Have you ever had the feeling that someone or something is watching you?

Have you ever had the feeling that someone or something is watching you?

I remember one time when I was a kid. I was fishing with my cousin Charlie and we were both lying on a big, flat rock, with our fishing rods stretched out over a deep pool that always held the promise of a couple of nice trout.

We were lying on our stomachs and I remember how the warm sun felt on the back of my neck – it sort of sent a shiver through my whole body. That was when I suddenly got the feeling that something was there, watching me. I turned my head to the side and saw a garter snake about three feet away. It was completely motionless except for its tongue that was flickering back and forth. It was sensing me by sensing the air between us.

I too remained motionless. I found myself staring into its eyes for what seemed like several minutes, although, in reality, it was probably only a matter of several seconds.

Then it slithered off into the nearby grass and disappeared.

When I told Charlie about what had just happened, he said something like “cool” or “neat,” and just kept on fishing.

After a few minutes he asked what kind of snake it had been and I replied by saying I was pretty sure that it was a garter snake. He said it was more likely a gopher snake, like the kind that were sometimes under the steps in our grandmother’s root cellar.

In nature, snakes do not bother me. Under those steps I figured they were more likely to be rattle snakes, coiled and ready to strike at the ankles of any unsuspecting young kid who had been sent down to get a bottle of pickled beets or crab apple jam.

My point in relating these incidents is that I have always been more fascinated with snakes than apprehensive of them. That was why I had remained so motionless that day by the creek, so that the snake would not try to escape and I could get a really good look at it.

Snakes seem to have gotten a bad rap over time, at least in our Western culture. Maybe it goes back to the whole Adam and Eve thing in the Garden of Eden.

The old cowboy movies, where some guy in a white cowboy hat and a pearl-handled six gun shoots a rattler just as it is about to strike at the heroine, didn’t do much for the snake’s reputation either.

Any way you look at it, instead of admiring such beautiful creatures, too many kids nowadays are more likely to be frightened of a snake and run away from it or, worse, they might grab a stick and try to kill it. I have witnessed drivers swerve to run over a snake crossing a road.

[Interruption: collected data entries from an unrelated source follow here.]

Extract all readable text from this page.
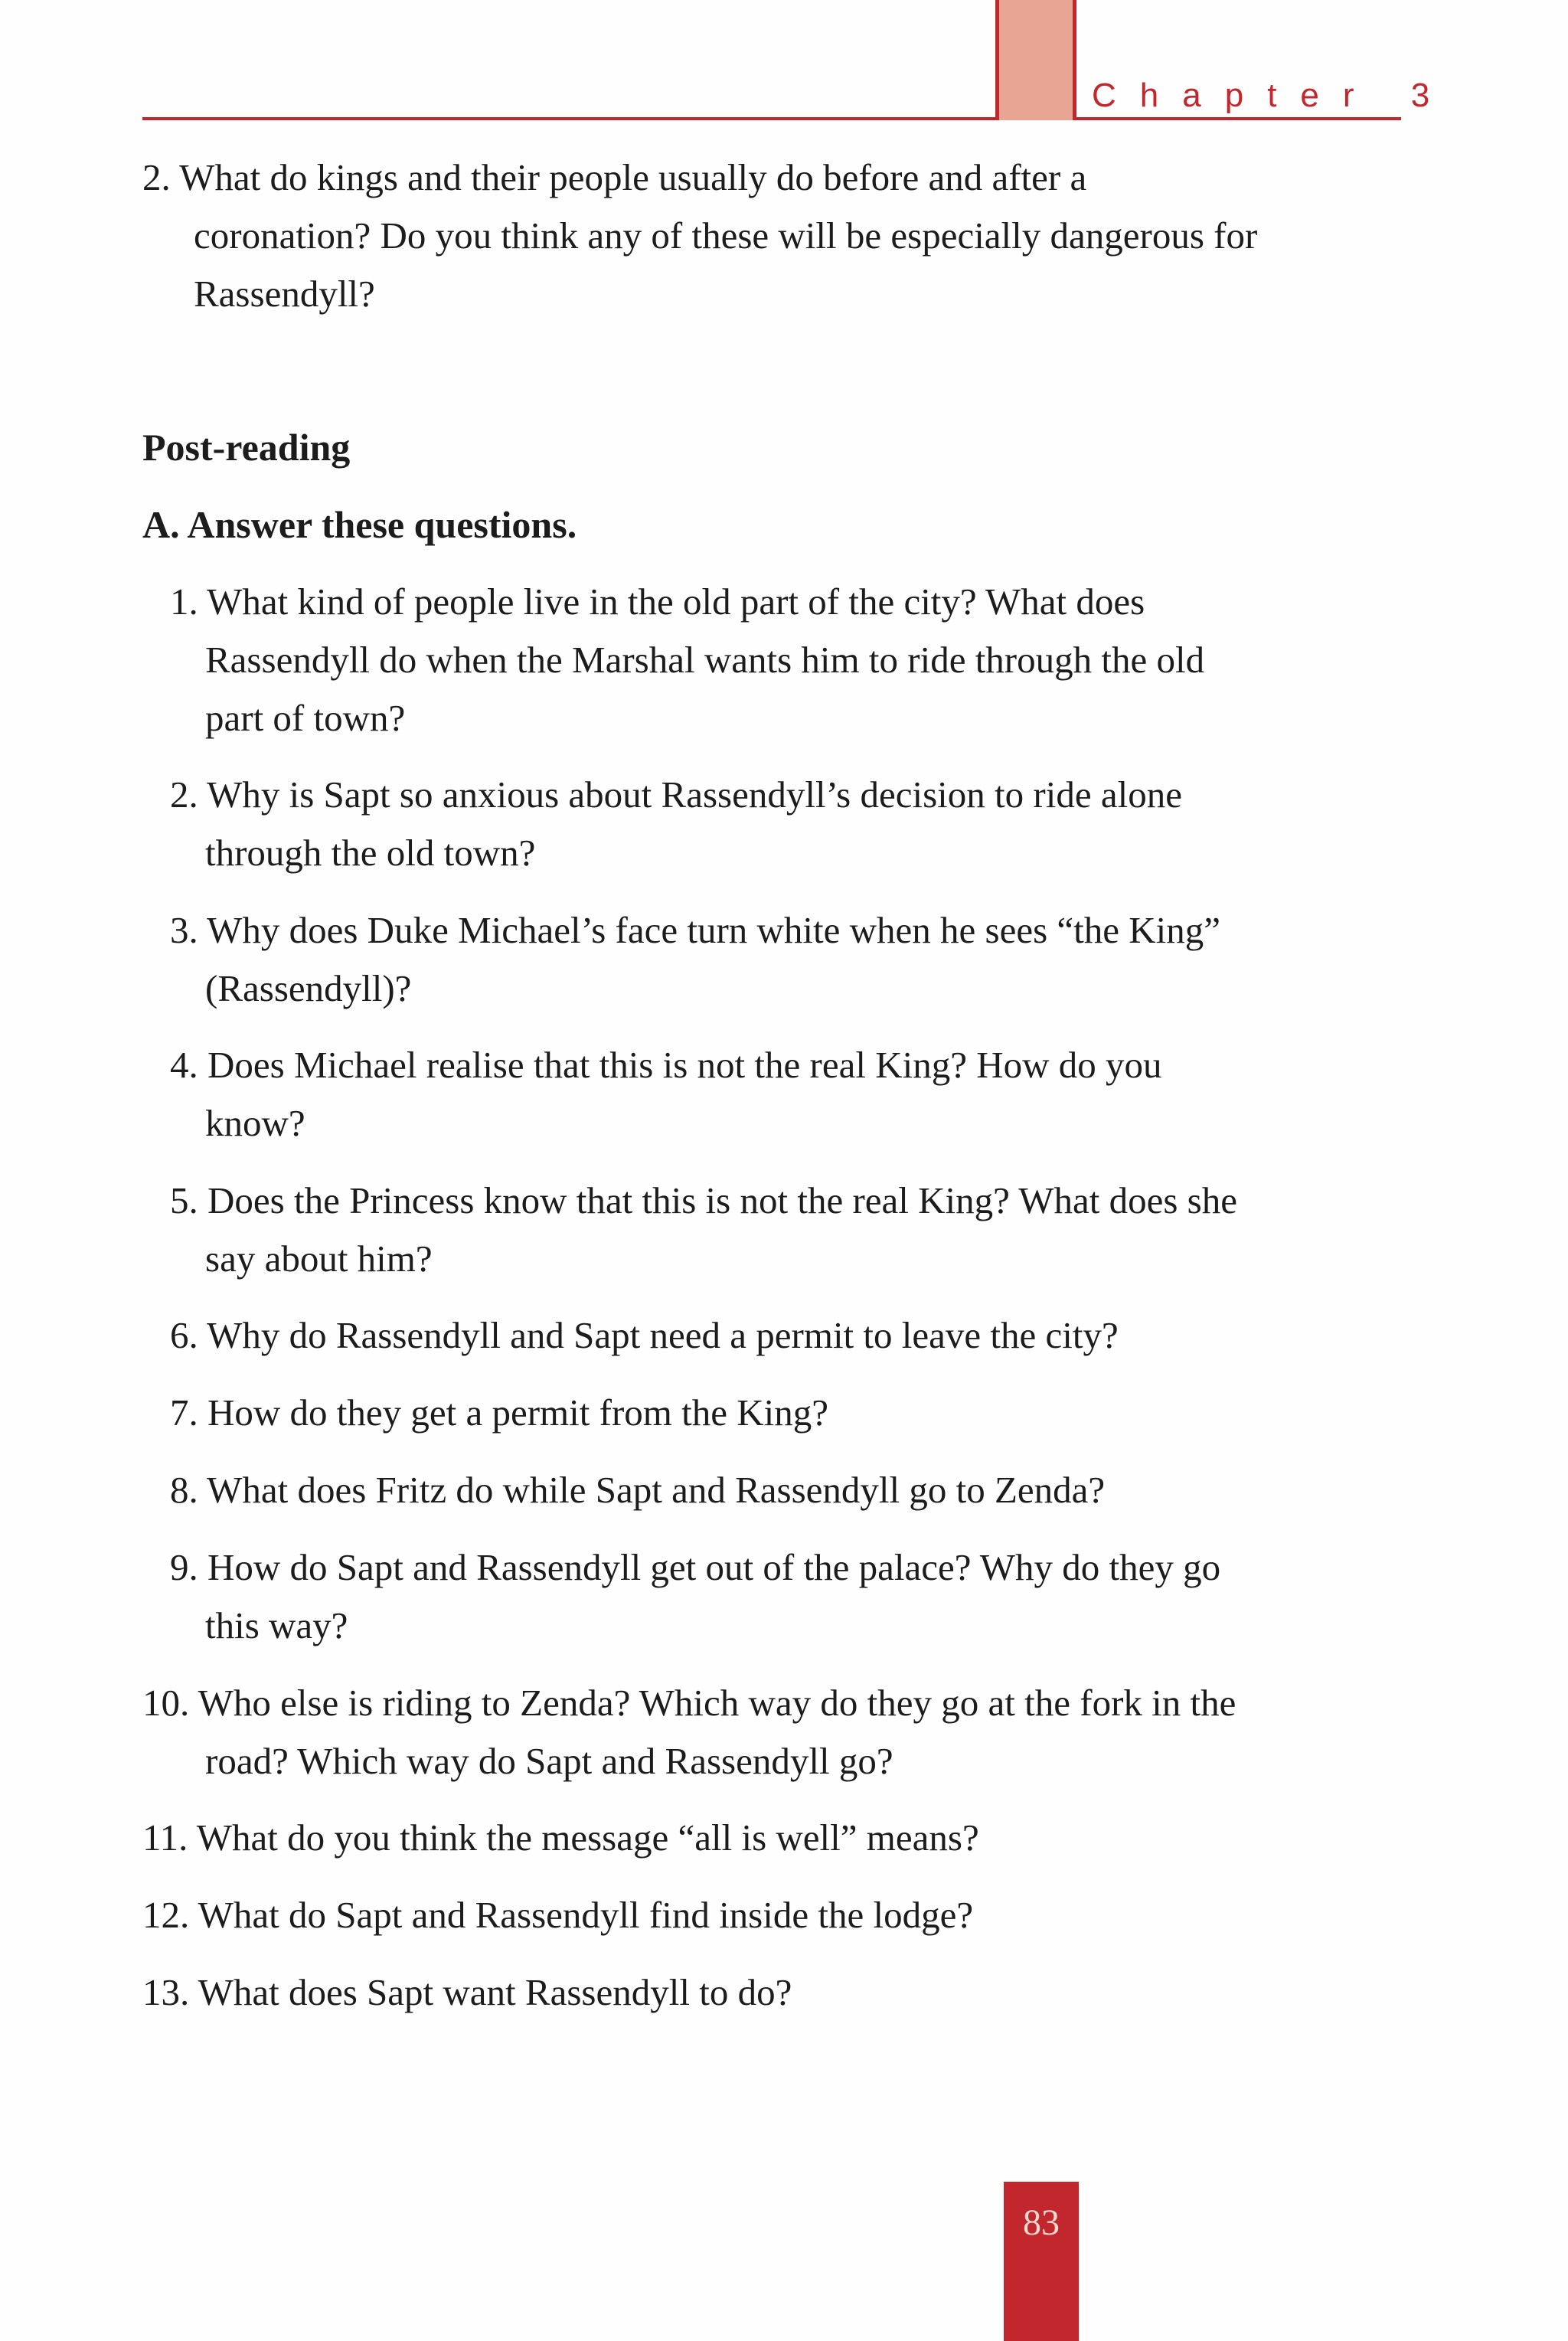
Chapter 3
2. What do kings and their people usually do before and after a
coronation? Do you think any of these will be especially dangerous for
Rassendyll?
Post-reading
A. Answer these questions.
1. What kind of people live in the old part of the city? What does
Rassendyll do when the Marshal wants him to ride through the old
part of town?
2. Why is Sapt so anxious about Rassendyll’s decision to ride alone
through the old town?
3. Why does Duke Michael’s face turn white when he sees “the King”
(Rassendyll)?
4. Does Michael realise that this is not the real King? How do you
know?
5. Does the Princess know that this is not the real King? What does she
say about him?
6. Why do Rassendyll and Sapt need a permit to leave the city?
7. How do they get a permit from the King?
8. What does Fritz do while Sapt and Rassendyll go to Zenda?
9. How do Sapt and Rassendyll get out of the palace? Why do they go
this way?
10. Who else is riding to Zenda? Which way do they go at the fork in the
road? Which way do Sapt and Rassendyll go?
11. What do you think the message “all is well” means?
12. What do Sapt and Rassendyll find inside the lodge?
13. What does Sapt want Rassendyll to do?
83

Another time when I was a kid, I was out riding my bike and I saw a friend of mine up ahead. We would sometimes go fishing together.

As I was trying to catch up to him I saw him swerve at the last second and ride right over a garter snake that was sunning itself along the trail that led down to the creek.

He sped off while I stopped and got off my bike to look at he snake. Its back appeared broken but it was still alive.

I picked it up and sat under a tree looking at it, hoping it would somehow repair itself and I could return it to the wild. It curled itself up on the ground beside me and died.

It’s funny how a small incident like that can stay with you for the rest of your life. I have never forgotten it. At least it did not die alone.